Western North Carolina needs a comprehensive technology "backbone" of fiber optic cable and microwave towers to deliver highspeed bandwidth throughout the region, Bowen said.

"Bandwidth for our day and time is what water and power and other natural resources were for an earlier time," he said. "It is the energy of economic development. If you don't have it, that's going to put you at a competitive disadvantage."

Bowen believes the solution lies in the approach taken by residents of the Berkshire Mountains in a remote area of Massachusetts.

A task force of civic and business leaders with state help commissioned a study to come up with a plan for developing a technology backbone to overcome the area's geographic disadvantages.
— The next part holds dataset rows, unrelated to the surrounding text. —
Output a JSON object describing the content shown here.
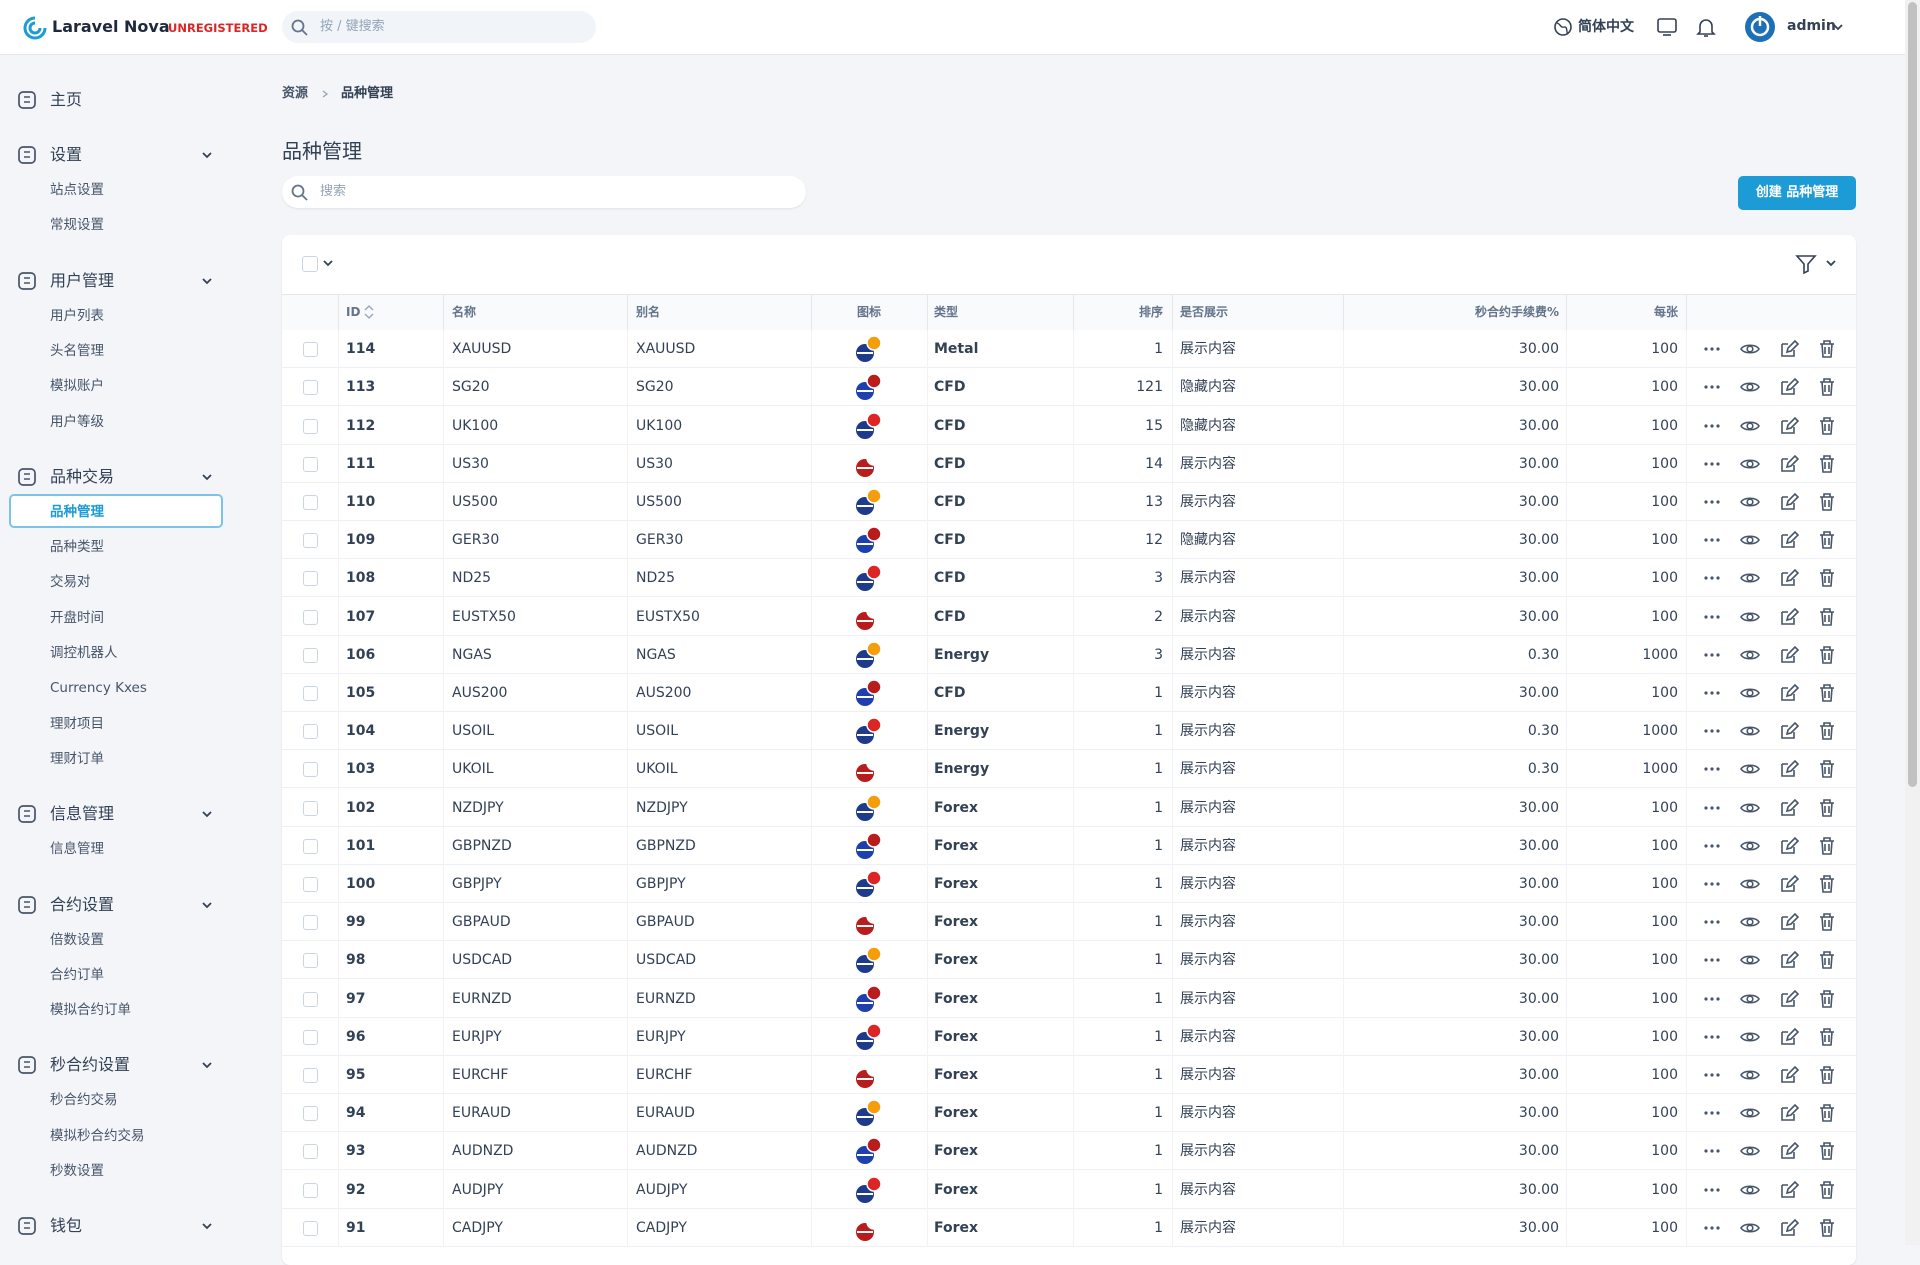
{
  "header": {
    "brand": "Laravel Nova",
    "badge": "UNREGISTERED",
    "search_placeholder": "按 / 键搜索",
    "language": "简体中文",
    "user": "admin"
  },
  "sidebar": [
    {
      "label": "主页",
      "items": []
    },
    {
      "label": "设置",
      "items": [
        "站点设置",
        "常规设置"
      ]
    },
    {
      "label": "用户管理",
      "items": [
        "用户列表",
        "头名管理",
        "模拟账户",
        "用户等级"
      ]
    },
    {
      "label": "品种交易",
      "items": [
        "品种管理",
        "品种类型",
        "交易对",
        "开盘时间",
        "调控机器人",
        "Currency Kxes",
        "理财项目",
        "理财订单"
      ]
    },
    {
      "label": "信息管理",
      "items": [
        "信息管理"
      ]
    },
    {
      "label": "合约设置",
      "items": [
        "倍数设置",
        "合约订单",
        "模拟合约订单"
      ]
    },
    {
      "label": "秒合约设置",
      "items": [
        "秒合约交易",
        "模拟秒合约交易",
        "秒数设置"
      ]
    },
    {
      "label": "钱包",
      "items": []
    }
  ],
  "breadcrumb": [
    "资源",
    "品种管理"
  ],
  "page": {
    "title": "品种管理",
    "search_placeholder": "搜索",
    "create_button": "创建 品种管理"
  },
  "table": {
    "columns": [
      "ID",
      "名称",
      "别名",
      "图标",
      "类型",
      "排序",
      "是否展示",
      "秒合约手续费%",
      "每张"
    ],
    "rows": [
      [
        "114",
        "XAUUSD",
        "XAUUSD",
        "Metal",
        "1",
        "展示内容",
        "30.00",
        "100"
      ],
      [
        "113",
        "SG20",
        "SG20",
        "CFD",
        "121",
        "隐藏内容",
        "30.00",
        "100"
      ],
      [
        "112",
        "UK100",
        "UK100",
        "CFD",
        "15",
        "隐藏内容",
        "30.00",
        "100"
      ],
      [
        "111",
        "US30",
        "US30",
        "CFD",
        "14",
        "展示内容",
        "30.00",
        "100"
      ],
      [
        "110",
        "US500",
        "US500",
        "CFD",
        "13",
        "展示内容",
        "30.00",
        "100"
      ],
      [
        "109",
        "GER30",
        "GER30",
        "CFD",
        "12",
        "隐藏内容",
        "30.00",
        "100"
      ],
      [
        "108",
        "ND25",
        "ND25",
        "CFD",
        "3",
        "展示内容",
        "30.00",
        "100"
      ],
      [
        "107",
        "EUSTX50",
        "EUSTX50",
        "CFD",
        "2",
        "展示内容",
        "30.00",
        "100"
      ],
      [
        "106",
        "NGAS",
        "NGAS",
        "Energy",
        "3",
        "展示内容",
        "0.30",
        "1000"
      ],
      [
        "105",
        "AUS200",
        "AUS200",
        "CFD",
        "1",
        "展示内容",
        "30.00",
        "100"
      ],
      [
        "104",
        "USOIL",
        "USOIL",
        "Energy",
        "1",
        "展示内容",
        "0.30",
        "1000"
      ],
      [
        "103",
        "UKOIL",
        "UKOIL",
        "Energy",
        "1",
        "展示内容",
        "0.30",
        "1000"
      ],
      [
        "102",
        "NZDJPY",
        "NZDJPY",
        "Forex",
        "1",
        "展示内容",
        "30.00",
        "100"
      ],
      [
        "101",
        "GBPNZD",
        "GBPNZD",
        "Forex",
        "1",
        "展示内容",
        "30.00",
        "100"
      ],
      [
        "100",
        "GBPJPY",
        "GBPJPY",
        "Forex",
        "1",
        "展示内容",
        "30.00",
        "100"
      ],
      [
        "99",
        "GBPAUD",
        "GBPAUD",
        "Forex",
        "1",
        "展示内容",
        "30.00",
        "100"
      ],
      [
        "98",
        "USDCAD",
        "USDCAD",
        "Forex",
        "1",
        "展示内容",
        "30.00",
        "100"
      ],
      [
        "97",
        "EURNZD",
        "EURNZD",
        "Forex",
        "1",
        "展示内容",
        "30.00",
        "100"
      ],
      [
        "96",
        "EURJPY",
        "EURJPY",
        "Forex",
        "1",
        "展示内容",
        "30.00",
        "100"
      ],
      [
        "95",
        "EURCHF",
        "EURCHF",
        "Forex",
        "1",
        "展示内容",
        "30.00",
        "100"
      ],
      [
        "94",
        "EURAUD",
        "EURAUD",
        "Forex",
        "1",
        "展示内容",
        "30.00",
        "100"
      ],
      [
        "93",
        "AUDNZD",
        "AUDNZD",
        "Forex",
        "1",
        "展示内容",
        "30.00",
        "100"
      ],
      [
        "92",
        "AUDJPY",
        "AUDJPY",
        "Forex",
        "1",
        "展示内容",
        "30.00",
        "100"
      ],
      [
        "91",
        "CADJPY",
        "CADJPY",
        "Forex",
        "1",
        "展示内容",
        "30.00",
        "100"
      ]
    ]
  }
}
"What they did was an analysis of existing infrastructure and what kind of upgrade they needed to provide bandwidth comparable to what businesses in New York and Boston have," he said.

Walt Cooper of Flack and Kurtz Consulting Engineers, the consulting firm that helped come up with the proposed Berkshire Connect, said the private sector has expressed interest in implementing it.

"It seems possible at this point that one or more service providers will build the network," he said. "If that doesn't happen, a public/private approach may be used."

"The distinguishing thing about Berkshire Connect is that it is a local community taking the bull by the horns rather than waiting for the technology to trickle down to them," Bowen said.

Cooper will be in Asheville Aug. 31 to explain the Berkshire Connect model to supporters of N.C. Connect, a state initiative to see that all areas of the state share in the new information infrastructure.

"A knowledge-based economy is impossible without plentiful and affordable bandwidth," Bowen said. "Businesses cannot be competitive in this day and time if they don't have equal access to bandwidth."

The Berkshire Connect plan calls for putting together a network of new fiber optic cable, "dark" cable (lines that are in place but not currently being used) and microwave towers for those areas where installing cable is not feasible.

A similar approach would probably be taken for Western North Carolina, Bowen said. Increased bandwidth would benefit not just businesses but universities, government, health care and individuals, he said.

"Part of the charter of Berkshire Connect was to provide a solution for everybody and not leave anybody short," he said.

Barbara Lange of Burnsville said that Internet access is crucial to overcoming the barriers of living in WNC's remote areas.

"We were kind of stuck before MAIN. We would have had to pay long-distance phone charges for Internet," she said. "There was no way I could do it."

Getting affordable Internet access enabled her to turn a parttime hobby into a viable business, Lange said. "It has really changed my life," she said. "It has made the world a whole lot smaller for us."